Przemieszczamy się metrem. To najwygodniejsza i najszybsza forma transportu. Już pierwszego dnia kupiliśmy czterodniowe karty, uprawniające do przejazdu metrem i autobusami. Cena takiej karty to 25 euro. Możecie ją kupić w automatach na każdej stacji metra.
Wracając do zwiedzania. Wczoraj byliśmy w Parc Güell, słynnym parku, w którym spędziliśmy ok. 3 godziny. Mniej więcej tyle czasu trzeba poświęcić, by przejść się po 17-hektarowym ogrodzie i zobaczyć najważniejsze atrakcje. Parc Güell jest – jakżeby inaczej – dziełem Gaudiego, słynnego katalońskiego architekta.
Kolejki po bilet mogą ciągnąć się w nieskończoność (nawet poza sezonem), dlatego warto kupić bilet online, a następnie pokazać go obsłudze na swoim smartfonie.
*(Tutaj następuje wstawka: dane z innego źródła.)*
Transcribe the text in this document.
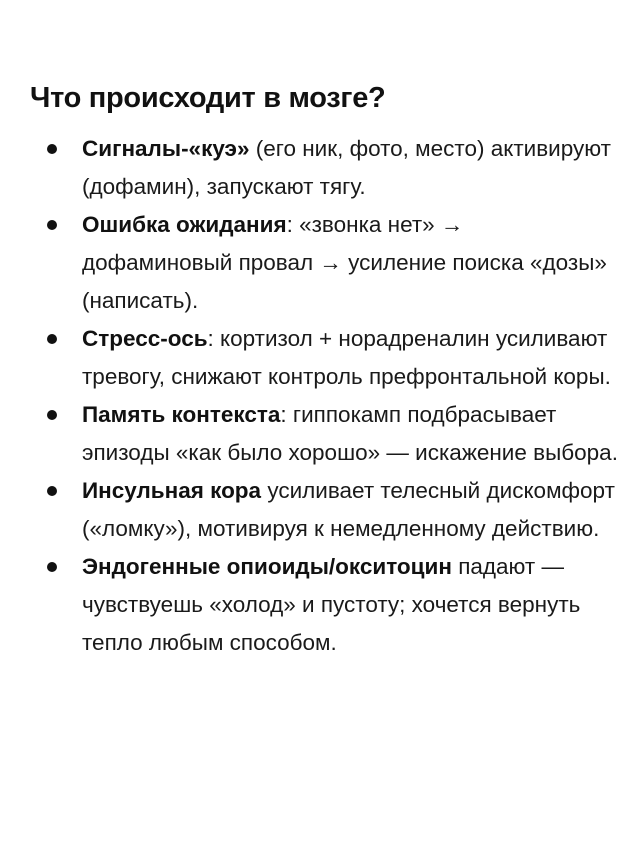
Что происходит в мозге?
Сигналы-«куэ» (его ник, фото, место) активируют (дофамин), запускают тягу.
Ошибка ожидания: «звонка нет» → дофаминовый провал → усиление поиска «дозы» (написать).
Стресс-ось: кортизол + норадреналин усиливают тревогу, снижают контроль префронтальной коры.
Память контекста: гиппокамп подбрасывает эпизоды «как было хорошо» — искажение выбора.
Инсульная кора усиливает телесный дискомфорт («ломку»), мотивируя к немедленному действию.
Эндогенные опиоиды/окситоцин падают — чувствуешь «холод» и пустоту; хочется вернуть тепло любым способом.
Warto wiedzieć, że w parku wprowadzono ograniczenia czasowe. Na godzinę może wejść max. 400 osób. Dlatego kupcie bilet na konkretną godzinę. Jeśli nie stawicie się na czas, bilet przepada. Cena biletu dla osoby dorosłej 7 euro.
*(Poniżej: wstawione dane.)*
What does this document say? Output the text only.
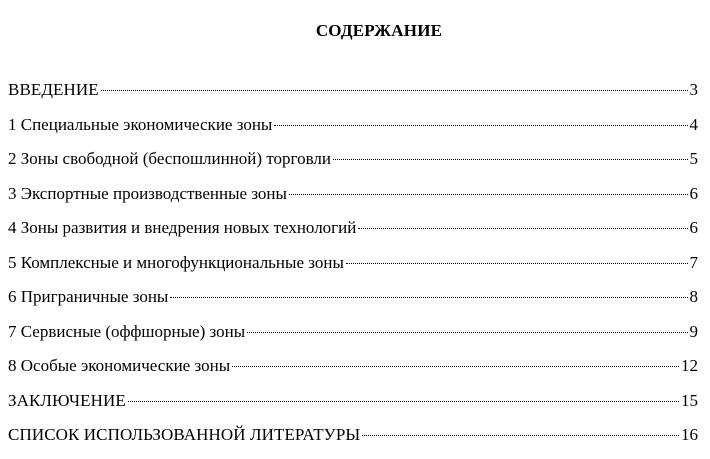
СОДЕРЖАНИЕ
ВВЕДЕНИЕ	3
1 Специальные экономические зоны	4
2 Зоны свободной (беспошлинной) торговли	5
3 Экспортные производственные зоны	6
4 Зоны развития и внедрения новых технологий	6
5 Комплексные и многофункциональные зоны	7
6 Приграничные зоны	8
7 Сервисные (оффшорные) зоны	9
8 Особые экономические зоны	12
ЗАКЛЮЧЕНИЕ	15
СПИСОК ИСПОЛЬЗОВАННОЙ ЛИТЕРАТУРЫ	16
Jak dojechać? W internecie możecie znaleźć różne informacje, ja polecam wsiąść do trzeciej stacji metra i wysiąść na przystanku Vallcarca. Patrzcie na znaki albo idźcie za tłumem. Kawałek trzeba będzie przejść, na szczęście nie musicie wchodzić pod tę ogromną górę – od czego są ruchome schody? Po wyjściu z parku (wyjściem za domkami z piernika) kierujcie się na stację Lesseps (linia 3), znowu podążajcie za tłumem albo za oznaczeniami.
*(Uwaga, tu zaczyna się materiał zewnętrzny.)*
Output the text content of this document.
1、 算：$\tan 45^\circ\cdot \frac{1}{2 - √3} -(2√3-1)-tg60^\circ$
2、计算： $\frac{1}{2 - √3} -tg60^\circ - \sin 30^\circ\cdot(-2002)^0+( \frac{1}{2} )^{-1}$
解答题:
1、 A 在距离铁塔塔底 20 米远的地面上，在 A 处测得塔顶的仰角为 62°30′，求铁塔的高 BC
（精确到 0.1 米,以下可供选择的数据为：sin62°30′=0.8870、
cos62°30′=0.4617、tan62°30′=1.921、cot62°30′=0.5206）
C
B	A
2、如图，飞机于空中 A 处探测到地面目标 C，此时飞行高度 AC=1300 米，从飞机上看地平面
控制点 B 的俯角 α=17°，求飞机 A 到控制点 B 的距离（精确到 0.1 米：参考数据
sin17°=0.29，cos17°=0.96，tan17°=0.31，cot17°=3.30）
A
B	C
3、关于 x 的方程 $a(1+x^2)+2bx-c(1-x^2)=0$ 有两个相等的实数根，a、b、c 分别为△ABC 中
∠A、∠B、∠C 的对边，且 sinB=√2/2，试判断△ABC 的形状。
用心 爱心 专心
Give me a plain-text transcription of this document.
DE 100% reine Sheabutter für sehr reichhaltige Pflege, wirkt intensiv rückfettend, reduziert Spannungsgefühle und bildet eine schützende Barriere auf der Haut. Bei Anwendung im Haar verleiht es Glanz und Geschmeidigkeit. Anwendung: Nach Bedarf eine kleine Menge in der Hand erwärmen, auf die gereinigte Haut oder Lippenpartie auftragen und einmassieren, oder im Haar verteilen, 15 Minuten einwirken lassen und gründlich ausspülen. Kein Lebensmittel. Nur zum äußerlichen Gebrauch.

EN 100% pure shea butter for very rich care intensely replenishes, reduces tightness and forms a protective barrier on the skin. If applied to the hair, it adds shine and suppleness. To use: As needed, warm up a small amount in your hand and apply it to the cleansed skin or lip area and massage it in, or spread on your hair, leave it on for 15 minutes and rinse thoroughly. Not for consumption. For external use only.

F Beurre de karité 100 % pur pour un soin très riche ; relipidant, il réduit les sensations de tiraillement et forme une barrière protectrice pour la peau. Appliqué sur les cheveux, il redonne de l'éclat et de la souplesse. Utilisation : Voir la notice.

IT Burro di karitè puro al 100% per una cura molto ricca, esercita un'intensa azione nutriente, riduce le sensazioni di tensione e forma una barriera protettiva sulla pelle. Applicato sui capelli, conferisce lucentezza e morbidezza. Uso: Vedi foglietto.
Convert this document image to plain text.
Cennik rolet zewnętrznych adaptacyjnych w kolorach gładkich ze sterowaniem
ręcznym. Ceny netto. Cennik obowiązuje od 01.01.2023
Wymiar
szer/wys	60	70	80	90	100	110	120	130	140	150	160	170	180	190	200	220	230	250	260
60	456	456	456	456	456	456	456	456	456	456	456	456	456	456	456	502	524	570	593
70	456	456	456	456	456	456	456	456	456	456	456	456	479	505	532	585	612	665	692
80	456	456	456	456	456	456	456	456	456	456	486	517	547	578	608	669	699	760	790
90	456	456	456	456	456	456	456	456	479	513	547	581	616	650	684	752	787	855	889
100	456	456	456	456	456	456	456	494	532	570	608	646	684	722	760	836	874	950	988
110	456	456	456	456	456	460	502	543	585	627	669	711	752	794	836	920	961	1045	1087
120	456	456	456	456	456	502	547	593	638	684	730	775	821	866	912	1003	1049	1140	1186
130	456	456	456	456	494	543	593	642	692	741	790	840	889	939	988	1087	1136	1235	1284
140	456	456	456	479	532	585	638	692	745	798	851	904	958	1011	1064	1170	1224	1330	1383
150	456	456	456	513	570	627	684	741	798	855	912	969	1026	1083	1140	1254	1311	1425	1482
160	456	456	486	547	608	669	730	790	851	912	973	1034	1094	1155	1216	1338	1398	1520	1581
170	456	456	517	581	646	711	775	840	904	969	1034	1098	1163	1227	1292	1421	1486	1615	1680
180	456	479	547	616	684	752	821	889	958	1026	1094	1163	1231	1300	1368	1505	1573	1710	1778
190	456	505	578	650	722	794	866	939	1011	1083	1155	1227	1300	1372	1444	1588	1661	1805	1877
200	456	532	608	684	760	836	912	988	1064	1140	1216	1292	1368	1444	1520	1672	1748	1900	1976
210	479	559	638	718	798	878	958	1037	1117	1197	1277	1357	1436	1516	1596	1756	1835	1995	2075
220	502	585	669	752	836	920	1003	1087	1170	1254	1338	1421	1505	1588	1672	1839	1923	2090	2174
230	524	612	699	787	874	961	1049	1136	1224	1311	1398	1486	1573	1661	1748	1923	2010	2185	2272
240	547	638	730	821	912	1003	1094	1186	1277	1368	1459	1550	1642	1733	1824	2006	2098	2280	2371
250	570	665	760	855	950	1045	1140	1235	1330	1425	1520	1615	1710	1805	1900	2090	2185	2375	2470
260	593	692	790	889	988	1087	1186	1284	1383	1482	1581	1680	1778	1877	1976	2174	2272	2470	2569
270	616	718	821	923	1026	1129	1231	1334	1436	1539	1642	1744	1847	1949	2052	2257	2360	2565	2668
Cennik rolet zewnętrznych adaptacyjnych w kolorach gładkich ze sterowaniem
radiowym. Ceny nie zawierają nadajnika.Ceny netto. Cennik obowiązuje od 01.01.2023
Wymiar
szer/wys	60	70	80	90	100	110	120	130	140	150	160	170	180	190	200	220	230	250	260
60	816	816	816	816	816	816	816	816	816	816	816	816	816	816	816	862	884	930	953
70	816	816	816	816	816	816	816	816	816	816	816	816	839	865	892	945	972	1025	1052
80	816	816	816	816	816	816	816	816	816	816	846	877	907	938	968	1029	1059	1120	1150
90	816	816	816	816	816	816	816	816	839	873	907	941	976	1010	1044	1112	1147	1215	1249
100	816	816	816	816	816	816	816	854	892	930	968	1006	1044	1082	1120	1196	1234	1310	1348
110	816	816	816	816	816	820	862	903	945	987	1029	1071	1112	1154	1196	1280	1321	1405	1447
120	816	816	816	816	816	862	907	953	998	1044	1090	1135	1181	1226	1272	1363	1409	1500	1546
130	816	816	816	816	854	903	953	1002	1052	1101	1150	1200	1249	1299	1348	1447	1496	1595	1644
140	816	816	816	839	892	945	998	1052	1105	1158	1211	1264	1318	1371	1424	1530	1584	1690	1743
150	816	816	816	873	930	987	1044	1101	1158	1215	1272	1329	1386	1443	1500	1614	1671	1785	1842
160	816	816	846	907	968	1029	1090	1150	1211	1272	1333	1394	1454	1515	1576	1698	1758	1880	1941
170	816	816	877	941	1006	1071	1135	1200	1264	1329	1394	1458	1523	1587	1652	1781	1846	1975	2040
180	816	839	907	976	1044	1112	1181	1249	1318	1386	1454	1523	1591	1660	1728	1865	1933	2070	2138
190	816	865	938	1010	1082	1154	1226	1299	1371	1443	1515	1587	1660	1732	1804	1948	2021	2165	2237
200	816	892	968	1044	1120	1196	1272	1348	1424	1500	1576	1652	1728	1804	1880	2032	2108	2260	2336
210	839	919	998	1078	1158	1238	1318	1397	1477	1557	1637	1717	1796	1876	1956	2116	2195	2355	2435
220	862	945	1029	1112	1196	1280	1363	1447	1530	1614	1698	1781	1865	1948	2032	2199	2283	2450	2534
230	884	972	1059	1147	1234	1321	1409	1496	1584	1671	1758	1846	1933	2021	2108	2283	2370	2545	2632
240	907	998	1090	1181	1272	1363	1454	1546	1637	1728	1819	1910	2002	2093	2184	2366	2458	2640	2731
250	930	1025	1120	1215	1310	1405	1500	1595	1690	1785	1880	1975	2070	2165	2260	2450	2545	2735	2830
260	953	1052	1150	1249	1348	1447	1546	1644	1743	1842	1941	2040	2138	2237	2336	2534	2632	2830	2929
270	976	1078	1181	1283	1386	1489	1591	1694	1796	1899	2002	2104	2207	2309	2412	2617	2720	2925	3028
Jeśli mi zaufacie i wysiądziecie na stacji Vallacarca, będziecie na miejscu po ok. 10 minutach i dojedziecie ruchomymi schodami praktycznie pod sam park. Zaraz po wejściu zobaczycie wzgórze z trzema krzyżami. Stamtąd rozpościera się przepiękny widok na panoramę Barcelony. Widać Torre Agbar czy Sagradę Famílię. Coś pięknego!
Do parku można wejść za darmo, bilety uprawniają nas do zwiedzenia centralnej części Parc Güell. Tam zobaczymy najdłuższą ławkę świata (153 m), pawilony wyglądające jak domki z piernika (obecnie jeden z nich jest przykryty rusztowaniem) czy salę 100 kolumn. Warto przyjrzeć się ceramicznym mozaikom z bliska, usiąść na słynnej ławce i zrobić sobie zdjęcie z kolorową salamandrą, symbolem parku.
Parc Güell to niesamowite miejsce. Mówi się, że czuć w nim ducha Gaudiego. Na zwiedzenie parku warto przeznaczyć 3–4 godziny.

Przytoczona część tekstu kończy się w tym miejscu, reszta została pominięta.